Fico, dont les opinions sur la Russie diffèrent fortement de celles du courant dominant européen, a déjà critiqué le refus de Kiev de prolonger l’accord de transit et a menacé en réponse de mettre fin à l’approvisionnement en électricité de l’Ukraine.
Moscou peut toujours envoyer du gaz vers la Hongrie, ainsi que vers les pays tiers, la Turquie et la Serbie, via le gazoduc TurkStream traversant la mer Noire.
La réduction constante des approvisionnements en gaz russe vers les pays européens les a également incités à accélérer l’intégration des réseaux énergétiques ukrainiens avec ceux de leurs voisins occidentaux.

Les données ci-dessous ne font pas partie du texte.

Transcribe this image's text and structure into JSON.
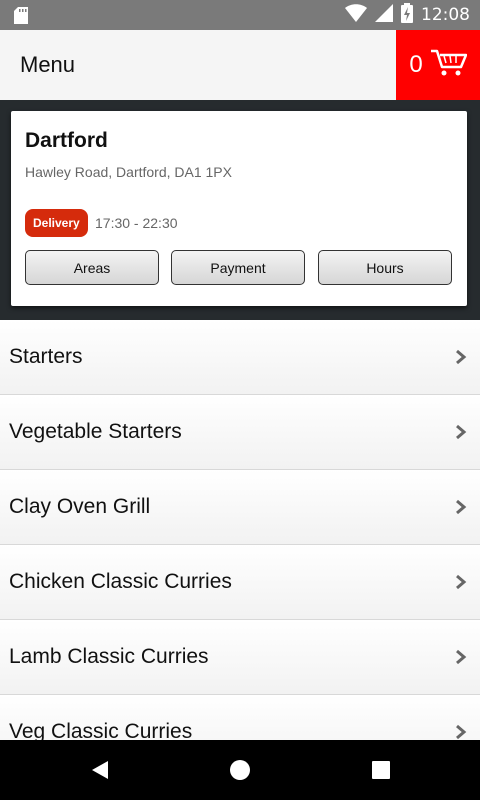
{
  "status_bar": {
    "time": "12:08"
  },
  "app_bar": {
    "title": "Menu",
    "cart_count": "0"
  },
  "store": {
    "name": "Dartford",
    "address": "Hawley Road, Dartford, DA1 1PX",
    "badge": "Delivery",
    "hours": "17:30 - 22:30",
    "buttons": [
      "Areas",
      "Payment",
      "Hours"
    ]
  },
  "menu": {
    "items": [
      {
        "label": "Starters"
      },
      {
        "label": "Vegetable Starters"
      },
      {
        "label": "Clay Oven Grill"
      },
      {
        "label": "Chicken Classic Curries"
      },
      {
        "label": "Lamb Classic Curries"
      },
      {
        "label": "Veg Classic Curries"
      }
    ]
  },
  "colors": {
    "accent_red": "#ff0000",
    "badge_red": "#d52b0c",
    "header_bg": "#262b2e"
  }
}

La semaine dernière, la compagnie énergétique privée ukrainienne DTEK a annoncé avoir reçu sa première livraison de gaz naturel liquéfié en provenance des États-Unis, livrée via un réseau nouvellement étendu couvrant six pays, de la Grèce à l’Ukraine – une étape importante dans la réduction de la dépendance régionale à l’égard de l’énergie russe.
Par ailleurs, dans la nuit du Nouvel An, la Russie a lancé une frappe de drone sur Kiev qui a fait deux morts sous les décombres d’un bâtiment endommagé, selon l’administration de la ville. Au moins six personnes ont été blessées dans la capitale ukrainienne, selon le maire Vitali Klitschko.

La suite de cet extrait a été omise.